6 Mar 2015 superuser   » (Journeyer)

10 things to improve your tech talks

  1. Practice your talk before speaking. Several times. Record yourself. Watch it. At a conference, people paid $$$ for this.
  2. Assume wifi is unavailable for your talk. Don't depend on it to run demos.
  3. Assume you'll get few or no questions. Given a 45 minute slot? Aim for 40 minutes.
  4. If you insist on live coding, make sure you've written down the code ahead of time. We don't want to watch you debug in real time.
  5. If your talk title says it's about X, don't make the first quarter/half not talking about X. We probably came to listen to you talk about X, not your life story. Exceptions exist, but do so carefully.

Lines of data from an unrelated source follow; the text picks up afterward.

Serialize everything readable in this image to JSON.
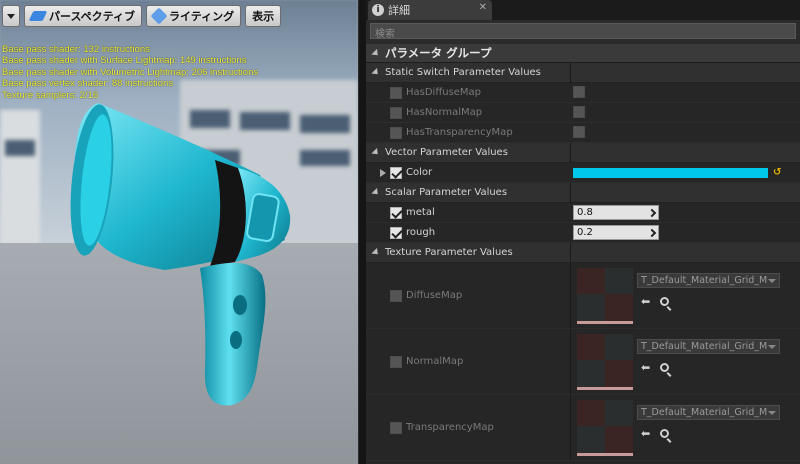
{
  "viewport": {
    "toolbar": {
      "perspective_label": "パースペクティブ",
      "lighting_label": "ライティング",
      "show_label": "表示"
    },
    "stats": [
      "Base pass shader: 132 instructions",
      "Base pass shader with Surface Lightmap: 149 instructions",
      "Base pass shader with Volumetric Lightmap: 206 instructions",
      "Base pass vertex shader: 88 instructions",
      "Texture samplers: 2/16"
    ]
  },
  "panel": {
    "tab_label": "詳細",
    "search_placeholder": "検索",
    "group_title": "パラメータ グループ",
    "sections": {
      "static_switch": "Static Switch Parameter Values",
      "vector": "Vector Parameter Values",
      "scalar": "Scalar Parameter Values",
      "texture": "Texture Parameter Values"
    },
    "static_switch_params": [
      "HasDiffuseMap",
      "HasNormalMap",
      "HasTransparencyMap"
    ],
    "vector_param": {
      "name": "Color",
      "color": "#00c8ea"
    },
    "scalar_params": [
      {
        "name": "metal",
        "value": "0.8"
      },
      {
        "name": "rough",
        "value": "0.2"
      }
    ],
    "texture_params": [
      {
        "name": "DiffuseMap",
        "asset": "T_Default_Material_Grid_M"
      },
      {
        "name": "NormalMap",
        "asset": "T_Default_Material_Grid_M"
      },
      {
        "name": "TransparencyMap",
        "asset": "T_Default_Material_Grid_M"
      }
    ]
  }
}
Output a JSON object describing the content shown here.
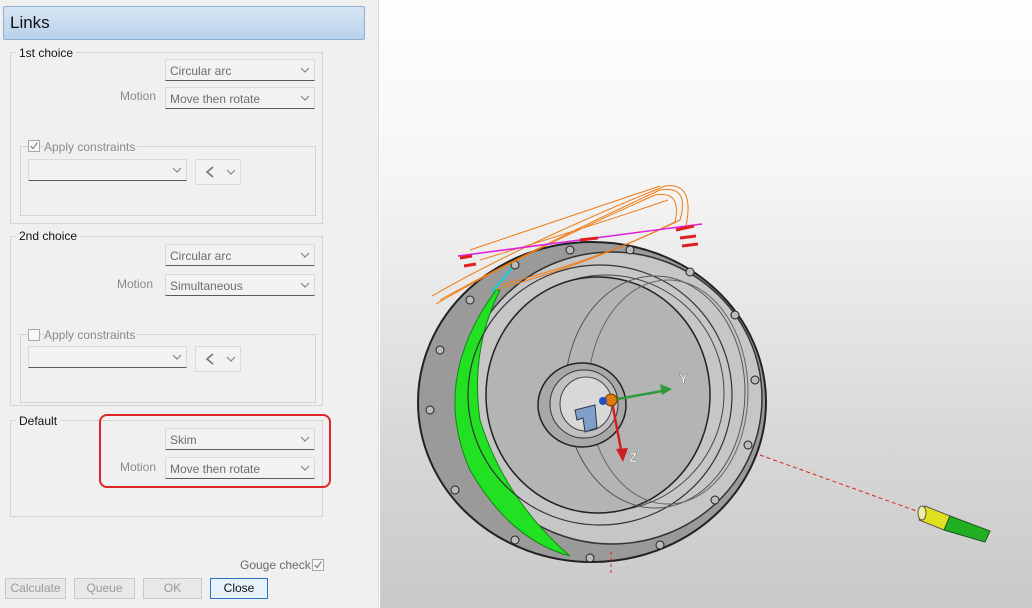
{
  "dialog": {
    "title": "Links",
    "first_choice": {
      "label": "1st choice",
      "link_type": "Circular arc",
      "motion_label": "Motion",
      "motion": "Move then rotate",
      "apply_constraints_label": "Apply constraints",
      "apply_constraints_checked": true
    },
    "second_choice": {
      "label": "2nd choice",
      "link_type": "Circular arc",
      "motion_label": "Motion",
      "motion": "Simultaneous",
      "apply_constraints_label": "Apply constraints",
      "apply_constraints_checked": false
    },
    "default": {
      "label": "Default",
      "link_type": "Skim",
      "motion_label": "Motion",
      "motion": "Move then rotate"
    },
    "gouge_check_label": "Gouge check",
    "gouge_check_checked": true,
    "buttons": {
      "calculate": "Calculate",
      "queue": "Queue",
      "ok": "OK",
      "close": "Close"
    }
  },
  "viewport": {
    "axis_y_label": "Y",
    "axis_z_label": "Z",
    "colors": {
      "highlight": "#e0242a",
      "toolpath_orange": "#f07a14",
      "toolpath_magenta": "#e020e0",
      "surface_green": "#22e022",
      "axis_green": "#2f9a3a",
      "axis_red": "#d02020"
    }
  }
}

  6. Waiting for audience participation is awkward. "Can anyone see what's wrong?" Just move on.
  7. The best slides are ones that are useful after the talk. You can export with speaker notes! Have speaker notes!

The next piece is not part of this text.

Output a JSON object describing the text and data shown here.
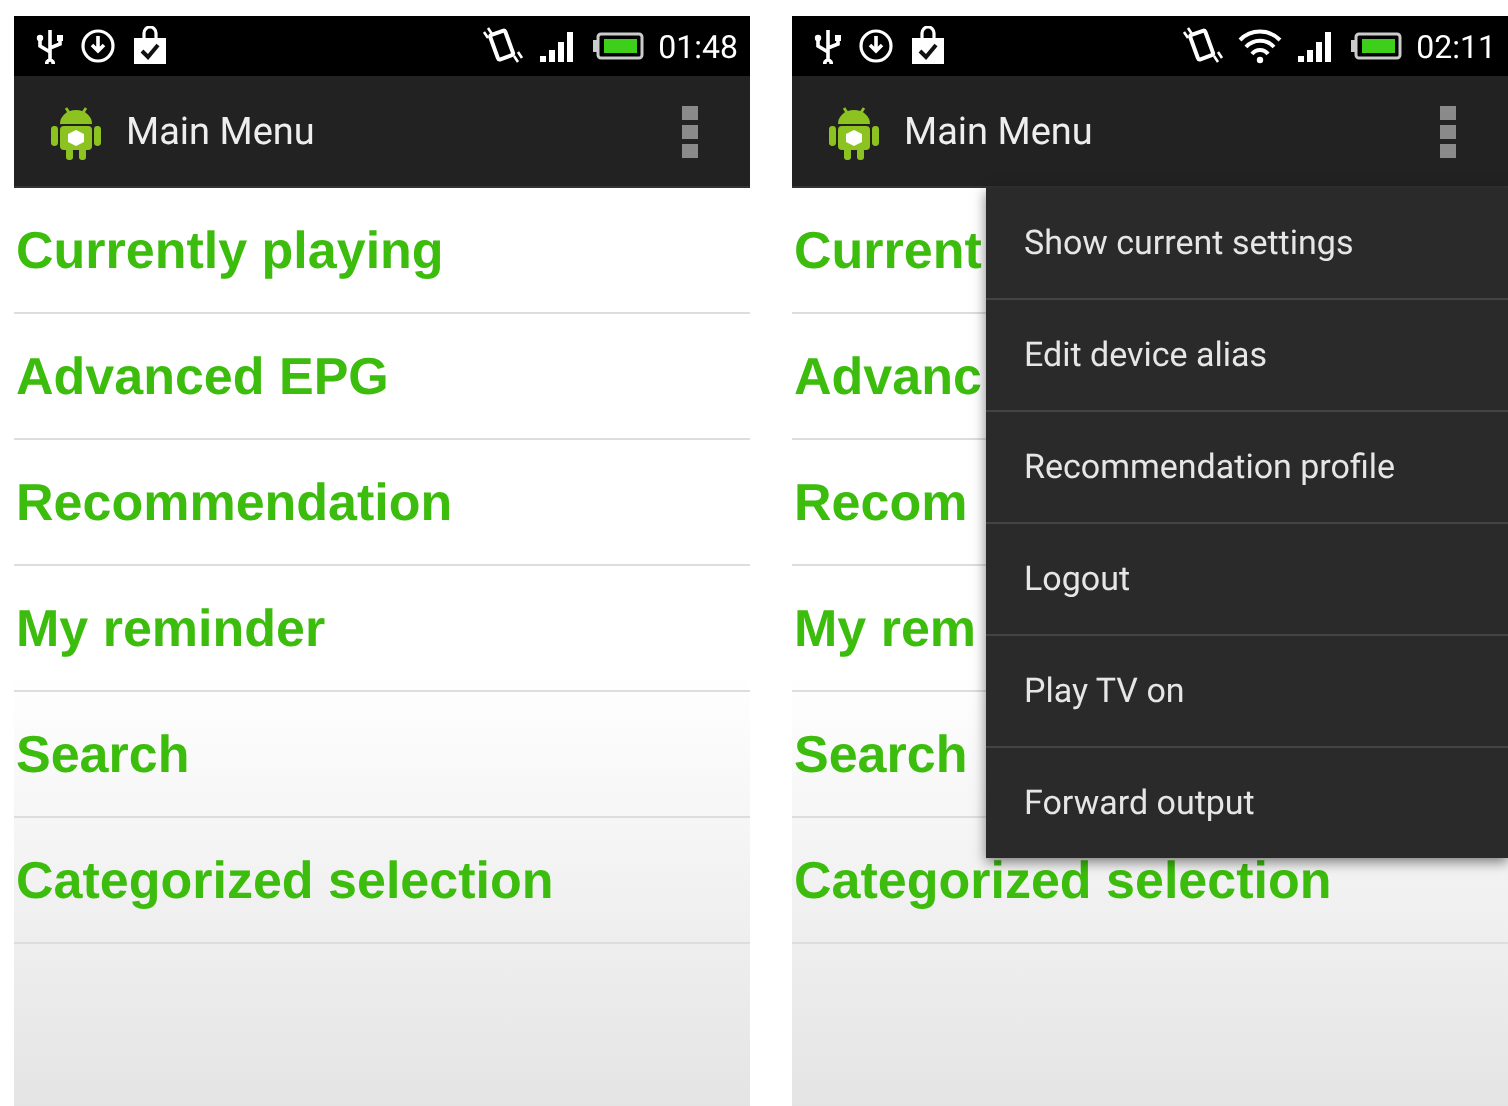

  8. Be professional. Know how your computer works. How the presentation software works. Show up ahead of time, make sure tech is ready.
  9. Don't save your talk for a big conference. Run through it at a user group or meetup. Adjust. Improve. Repeat.
  10. You can't please everyone. Present for a target audience. Title and description should aim to entice that target audience.